Nötig wäre das. Nach offiziellen Angaben, die das türkische Innenministerium jetzt erstmals vorlegte, werden in der Türkei monatlich 20 Frauen von Männern totgeschlagen. Aktivistinnen schätzen die Dunkelziffer höher, da viele Fälle als Selbstmord getarnt werden. Monatlich werden fast 15.000 Fälle von häuslicher Gewalt registriert, das sind nahezu 500 verprügelte Frauen pro Tag – ohne die Dunkelziffer. Eine wichtige Ursache ist die verbreitete Verharmlosung solcher Gewalt, auf die sich auch Ahmet Kural in einer öffentlichen Stellungnahme zurückziehen wollte: "Wir haben uns gegenseitig herumgeschubst, dabei habe ich sie einmal am Arm gepackt."

"Das schickt sich nicht für eine starke Frau"

Es sind nicht nur Männer, die zu dieser Verharmlosung von Gewalt beitragen. So meldete sich zum Fall Sıla in den sozialen Medien auch eine andere türkische Popsängerin zu Wort, die deutlich weniger erfolgreich ist als Sıla:
"Sich zu beklagen wie ein kleines Kind, das schickt sich nicht für eine starke Frau und Künstlerin. Rangeleien und Schubsereien gibt es in jeder Beziehung. Und Frauen, die keine Prügel verdienen, bekommen sie auch nicht."

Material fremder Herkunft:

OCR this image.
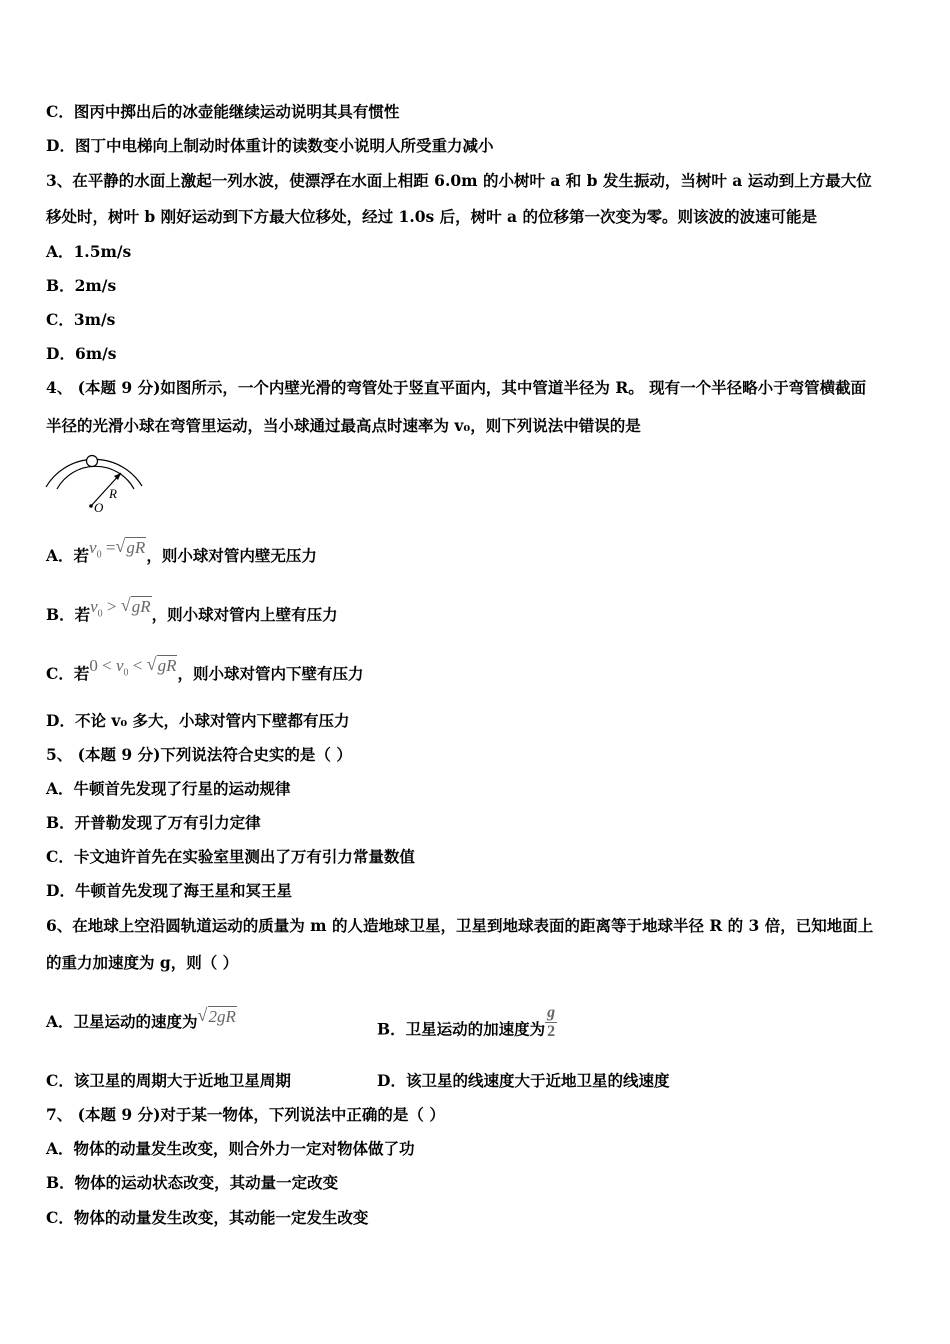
C．图丙中掷出后的冰壶能继续运动说明其具有惯性
D．图丁中电梯向上制动时体重计的读数变小说明人所受重力减小
3、在平静的水面上激起一列水波，使漂浮在水面上相距 6.0m 的小树叶 a 和 b 发生振动，当树叶 a 运动到上方最大位
移处时，树叶 b 刚好运动到下方最大位移处，经过 1.0s 后，树叶 a 的位移第一次变为零。则该波的波速可能是
A．1.5m/s
B．2m/s
C．3m/s
D．6m/s
4、 (本题 9 分)如图所示，一个内壁光滑的弯管处于竖直平面内，其中管道半径为 R。 现有一个半径略小于弯管横截面
半径的光滑小球在弯管里运动，当小球通过最高点时速率为 v₀，则下列说法中错误的是
O
R
A．若$v_0$ = √ gR，则小球对管内壁无压力
B．若$v_0$ > √ gR，则小球对管内上壁有压力
C．若$0 < v_0$ < √ gR，则小球对管内下壁有压力
D．不论 v₀ 多大，小球对管内下壁都有压力
5、 (本题 9 分)下列说法符合史实的是（ ）
A．牛顿首先发现了行星的运动规律
B．开普勒发现了万有引力定律
C．卡文迪许首先在实验室里测出了万有引力常量数值
D．牛顿首先发现了海王星和冥王星
6、在地球上空沿圆轨道运动的质量为 m 的人造地球卫星，卫星到地球表面的距离等于地球半径 R 的 3 倍，已知地面上
的重力加速度为 g，则（ ）
A．卫星运动的速度为 √ 2gR
B．卫星运动的加速度为 $\frac{g}{2}$
C．该卫星的周期大于近地卫星周期	D．该卫星的线速度大于近地卫星的线速度
7、 (本题 9 分)对于某一物体，下列说法中正确的是（ ）
A．物体的动量发生改变，则合外力一定对物体做了功
B．物体的运动状态改变，其动量一定改变
C．物体的动量发生改变，其动能一定发生改变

Ihrer Karriere dürfte diese Sängerin damit keinen Gefallen getan haben, denn die Sympathien der türkischen Öffentlichkeit sind eindeutig auf Sılas Seite. Sowohl von anderen Promis als auch von Fans hagelt es Solidaritätserklärungen für die Sängerin. Und ein führendes türkisches Unternehmen kündigte Ahmet Kural jetzt den Werbevertrag.